Late in the evening of June 12, 1994, an attacker murdered Nicole Brown Simpson and Ronald Goldman. The chief suspect—and soon the only one—was Nicole’s former spouse, the celebrity football player-turned-actor, O. J. Simpson. Prosecutors Marcia Clark and Christopher Darden built their case from photos of a battered Nicole and her diary descriptions of Simpson’s obsessive stalking. He pleaded not guilty and hired a team of celebrity lawyers. They, in turn, hired top forensic experts. Henry C. Lee was among them. He was considered one of the most knowledgeable international experts in contemporary crime scene investigation. As Director of the Connecticut State Police Forensic Science Laboratory in Meriden, Connecticut, he had visited thousands of crime scenes. He also consulted on cases in other jurisdictions.

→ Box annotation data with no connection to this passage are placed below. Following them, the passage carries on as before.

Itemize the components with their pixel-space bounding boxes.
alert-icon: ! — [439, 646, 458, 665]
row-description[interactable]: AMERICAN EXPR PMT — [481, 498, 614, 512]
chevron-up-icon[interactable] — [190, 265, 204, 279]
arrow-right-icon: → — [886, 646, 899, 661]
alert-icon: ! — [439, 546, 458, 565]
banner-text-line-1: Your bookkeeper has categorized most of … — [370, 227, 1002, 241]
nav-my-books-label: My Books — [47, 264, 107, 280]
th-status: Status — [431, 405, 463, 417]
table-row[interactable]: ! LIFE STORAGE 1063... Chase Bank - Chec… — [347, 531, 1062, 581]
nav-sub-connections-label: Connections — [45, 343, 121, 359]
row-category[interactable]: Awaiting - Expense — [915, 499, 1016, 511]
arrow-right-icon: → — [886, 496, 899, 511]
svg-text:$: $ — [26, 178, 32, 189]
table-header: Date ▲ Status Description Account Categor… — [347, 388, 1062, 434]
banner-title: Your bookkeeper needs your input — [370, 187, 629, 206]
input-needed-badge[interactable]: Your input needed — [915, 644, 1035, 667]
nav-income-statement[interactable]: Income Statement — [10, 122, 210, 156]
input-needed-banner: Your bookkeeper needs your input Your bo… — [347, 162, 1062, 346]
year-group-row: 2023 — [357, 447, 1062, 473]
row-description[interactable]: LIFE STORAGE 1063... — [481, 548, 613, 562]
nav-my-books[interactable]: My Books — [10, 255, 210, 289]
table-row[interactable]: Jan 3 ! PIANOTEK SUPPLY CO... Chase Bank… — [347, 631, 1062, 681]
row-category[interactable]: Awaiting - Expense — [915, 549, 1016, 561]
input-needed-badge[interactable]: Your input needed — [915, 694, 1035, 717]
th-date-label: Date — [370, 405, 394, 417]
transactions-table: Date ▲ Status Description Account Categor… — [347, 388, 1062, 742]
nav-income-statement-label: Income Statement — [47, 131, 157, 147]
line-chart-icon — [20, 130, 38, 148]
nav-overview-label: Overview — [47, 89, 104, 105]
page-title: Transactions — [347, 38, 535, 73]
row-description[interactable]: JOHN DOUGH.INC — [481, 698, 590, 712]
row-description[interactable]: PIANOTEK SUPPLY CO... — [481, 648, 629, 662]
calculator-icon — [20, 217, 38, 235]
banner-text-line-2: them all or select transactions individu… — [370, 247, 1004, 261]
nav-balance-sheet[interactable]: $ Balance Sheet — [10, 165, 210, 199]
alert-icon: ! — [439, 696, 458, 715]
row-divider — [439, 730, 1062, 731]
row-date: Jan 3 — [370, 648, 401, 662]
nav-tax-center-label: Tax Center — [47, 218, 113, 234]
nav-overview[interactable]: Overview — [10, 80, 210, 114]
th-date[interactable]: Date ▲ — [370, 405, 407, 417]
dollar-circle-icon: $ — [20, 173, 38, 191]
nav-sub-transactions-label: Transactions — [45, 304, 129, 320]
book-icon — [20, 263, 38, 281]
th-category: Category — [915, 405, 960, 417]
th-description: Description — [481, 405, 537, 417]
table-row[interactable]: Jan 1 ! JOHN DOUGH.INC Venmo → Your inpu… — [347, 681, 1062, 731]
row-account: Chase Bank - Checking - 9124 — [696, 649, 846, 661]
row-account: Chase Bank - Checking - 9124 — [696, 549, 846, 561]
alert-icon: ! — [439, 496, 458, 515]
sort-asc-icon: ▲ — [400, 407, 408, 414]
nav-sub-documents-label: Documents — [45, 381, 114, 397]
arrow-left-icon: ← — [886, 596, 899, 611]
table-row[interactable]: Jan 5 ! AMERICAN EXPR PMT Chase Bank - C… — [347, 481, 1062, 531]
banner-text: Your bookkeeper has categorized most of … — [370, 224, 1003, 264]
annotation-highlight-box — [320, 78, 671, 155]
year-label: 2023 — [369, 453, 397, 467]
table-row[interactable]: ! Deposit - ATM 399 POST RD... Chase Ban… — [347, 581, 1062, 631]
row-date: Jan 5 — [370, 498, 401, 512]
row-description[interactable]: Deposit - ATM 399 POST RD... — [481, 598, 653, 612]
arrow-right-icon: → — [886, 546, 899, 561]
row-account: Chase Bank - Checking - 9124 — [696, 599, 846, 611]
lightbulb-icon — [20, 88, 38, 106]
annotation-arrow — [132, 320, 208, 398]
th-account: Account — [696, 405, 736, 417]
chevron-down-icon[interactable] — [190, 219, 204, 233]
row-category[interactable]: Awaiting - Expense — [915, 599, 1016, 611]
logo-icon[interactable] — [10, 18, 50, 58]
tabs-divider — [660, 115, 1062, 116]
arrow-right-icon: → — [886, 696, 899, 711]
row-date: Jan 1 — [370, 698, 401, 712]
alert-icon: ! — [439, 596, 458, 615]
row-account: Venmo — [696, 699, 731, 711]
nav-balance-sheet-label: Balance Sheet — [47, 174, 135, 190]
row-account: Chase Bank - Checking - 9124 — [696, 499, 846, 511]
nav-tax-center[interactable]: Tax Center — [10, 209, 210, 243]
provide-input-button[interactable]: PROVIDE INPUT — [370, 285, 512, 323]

The battle over the reliability of the DNA evidence in the Simpson case was dubbed the “DNA Wars,” and as a safeguard, three different labs performed the analysis. All three determined that the DNA in several drops of blood at the crime scene matched Simpson’s. It was a 1 in 170 million match using a method called RFLP, and a 1 in 240 million match using the polymerase chain reaction, or PCR, test. Initially, PCR testing had been considered less definitive, but it was faster and more practical, and by 1995, the testing had become more refined.

Dr. Henry Lee

Lee testified for the defense (just two weeks before Lisa Manderach was killed) that there appeared to be something wrong with the way the blood had been stored and packaged. The prosecution expert stated that the degradation would not hinder accurate analysis. The evidence against Simpson seemed damning, but the defense team introduced racial bias and corruption in the LAPD. After deliberating for less than four hours on October 2, 1995, the jury freed Simpson with a not-guilty verdict. Some trial analysts believed that Lee’s testimony had been instrumental. Thus, Castor was aware that consulting him for the Manderach case could be one more political hot potato.

Nevertheless, Lee’s lab was a leader in this field, especially with PCR analysis, and Castor wanted to take no chances. He’d worked with Lee on a prior death penalty case, so they already had a professional relationship. The Simpson verdict was not yet assured when the decision was made to seek Lee’s assistance.